The average annual value of unpaid volunteer hours to an incorporated sport club is estimated to be $125,000^. With over 7,500 community sport clubs in New Zealand, the total unpaid value of sport delivery through clubs to local communities is estimated to be over $1 billion per annum. Given recent research* reveals that around 20% of volunteers don’t intend volunteering long-term, and with the 2021 National Sport Club Survey (NSCS) revealing the average number of volunteers at sport clubs nationally has fallen by 45%, (since 2019), up to half of that value may have already been lost.

In addition, Ministry of Housing and Urban Development data shows mortgage affordability has tumbled as interest rates have risen. Households now face a trade-off between basic needs and discretionary expenses. As a result, community sport may experience falling participation and income if families choose not to pay sport club subscriptions for their children, the cost of which in many cases pays for the use of local authority facilities.



Association Chairman, Gordon Noble-Campbell observes that “as volunteer numbers reduce and compliance obligations increase, clubs will be challenged in bridging the gap between maintaining service to their community and the cost of doing so. A reduction in volunteer “unpaid hours” can only be compensated by “paid hours” (by employing staff), or by reducing services.” In terms of new compliance obligations, Noble-Campbell said, “data on club dissolutions indicates that many clubs have found it difficult to comply with the obligations of the earlier 1908 Incorporated Societies Act, with feedback from recent seminars around the country confirming fears that the increased compliance required by the 2022 Act will cause a reduction in the number of volunteers willing to assist in the governance of clubs, potentially resulting in a reduction in the number of clubs overall.”

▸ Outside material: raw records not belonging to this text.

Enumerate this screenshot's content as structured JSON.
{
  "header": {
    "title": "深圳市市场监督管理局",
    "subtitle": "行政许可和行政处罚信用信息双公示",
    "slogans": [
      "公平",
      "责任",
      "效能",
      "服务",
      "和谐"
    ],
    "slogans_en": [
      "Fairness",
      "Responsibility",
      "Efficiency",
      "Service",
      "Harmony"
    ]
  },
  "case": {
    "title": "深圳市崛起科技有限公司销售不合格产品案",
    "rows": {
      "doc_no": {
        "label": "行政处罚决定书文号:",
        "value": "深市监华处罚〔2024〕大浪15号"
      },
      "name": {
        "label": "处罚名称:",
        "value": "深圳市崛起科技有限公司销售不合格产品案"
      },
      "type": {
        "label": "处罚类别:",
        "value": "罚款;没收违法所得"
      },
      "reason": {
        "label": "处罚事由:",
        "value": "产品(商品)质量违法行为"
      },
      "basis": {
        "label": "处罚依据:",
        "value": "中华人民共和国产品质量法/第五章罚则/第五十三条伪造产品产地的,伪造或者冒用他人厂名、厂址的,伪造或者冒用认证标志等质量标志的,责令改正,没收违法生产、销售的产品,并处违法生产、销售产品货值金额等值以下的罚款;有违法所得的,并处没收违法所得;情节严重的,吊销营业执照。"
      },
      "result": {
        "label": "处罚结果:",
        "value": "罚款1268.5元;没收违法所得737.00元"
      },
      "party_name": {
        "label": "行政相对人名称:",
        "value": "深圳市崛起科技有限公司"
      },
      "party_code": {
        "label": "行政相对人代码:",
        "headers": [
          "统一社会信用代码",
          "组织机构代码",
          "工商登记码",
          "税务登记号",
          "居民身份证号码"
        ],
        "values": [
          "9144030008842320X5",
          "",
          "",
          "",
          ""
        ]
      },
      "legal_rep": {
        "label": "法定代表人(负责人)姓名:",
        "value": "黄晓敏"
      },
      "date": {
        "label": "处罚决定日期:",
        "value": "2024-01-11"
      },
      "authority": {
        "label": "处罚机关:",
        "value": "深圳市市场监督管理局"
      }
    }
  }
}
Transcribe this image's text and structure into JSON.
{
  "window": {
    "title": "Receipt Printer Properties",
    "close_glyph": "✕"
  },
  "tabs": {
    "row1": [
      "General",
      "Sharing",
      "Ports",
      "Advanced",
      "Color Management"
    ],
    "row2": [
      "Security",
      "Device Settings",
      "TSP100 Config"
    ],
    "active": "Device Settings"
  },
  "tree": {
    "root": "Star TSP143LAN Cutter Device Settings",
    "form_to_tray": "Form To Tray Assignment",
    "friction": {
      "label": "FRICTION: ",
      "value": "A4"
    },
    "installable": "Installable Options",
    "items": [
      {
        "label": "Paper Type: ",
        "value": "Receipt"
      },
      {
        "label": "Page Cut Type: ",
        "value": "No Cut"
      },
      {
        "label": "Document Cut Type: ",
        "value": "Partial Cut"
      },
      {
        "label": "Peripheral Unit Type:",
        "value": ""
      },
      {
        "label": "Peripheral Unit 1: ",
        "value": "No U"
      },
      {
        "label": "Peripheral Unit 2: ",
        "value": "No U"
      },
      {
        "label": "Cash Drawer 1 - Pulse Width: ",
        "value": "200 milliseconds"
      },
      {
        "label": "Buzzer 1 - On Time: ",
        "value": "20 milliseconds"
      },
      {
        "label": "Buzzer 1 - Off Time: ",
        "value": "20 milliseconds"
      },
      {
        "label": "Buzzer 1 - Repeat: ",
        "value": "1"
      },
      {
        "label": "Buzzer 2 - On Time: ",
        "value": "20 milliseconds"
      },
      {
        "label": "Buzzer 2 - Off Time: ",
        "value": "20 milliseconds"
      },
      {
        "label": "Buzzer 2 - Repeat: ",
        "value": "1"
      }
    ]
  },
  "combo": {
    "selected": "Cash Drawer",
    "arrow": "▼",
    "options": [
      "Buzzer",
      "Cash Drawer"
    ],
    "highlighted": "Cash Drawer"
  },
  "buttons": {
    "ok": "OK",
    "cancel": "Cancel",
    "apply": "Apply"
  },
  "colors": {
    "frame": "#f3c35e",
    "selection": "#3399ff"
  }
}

The Association suggests that a reduction in volunteers and participants may result in a significant reduction in the use of local authority sport facilities. While ratepayers should not bear the total cost of community sport’s use of grounds and facilities, councils will not want to see community use by sport clubs significantly reduce.

Given community clubs are the primary vehicle for the delivery of sport, (many of which are based at local Council owned grounds), Kiwis should be concerned for the future of their local sports club and the potential underutilisation of community owned sport facilities in which they have invested time and money, “for the love of the game”. 


^In 2018, “Stats NZ Tatauranga Aotearoa” (New Zealand's official data agency) estimated there were 139,400 volunteers contributing to the “culture, sport and recreation” sector in New Zealand, who each contributed (on average) a total of 15 unpaid hours monthly.

Using Australian Bureau of Statistics (ABS) 2021 figures, the estimated value of a volunteer hour of labour is A$46.62, (or NZ$53). We estimate that the total value of voluntary labour in the “culture, sport and recreation sector” (based on the volunteer hours worked in New Zealand in 2018) is around NZ$1.3 billion per annum.

Assuming that most volunteers in the "culture, sport and recreation sector" provide service to entities that are registered as incorporated societies, the value contributed to each entity (estimated by the Companies Office to be around 10,500 in total), is $125,000 annually.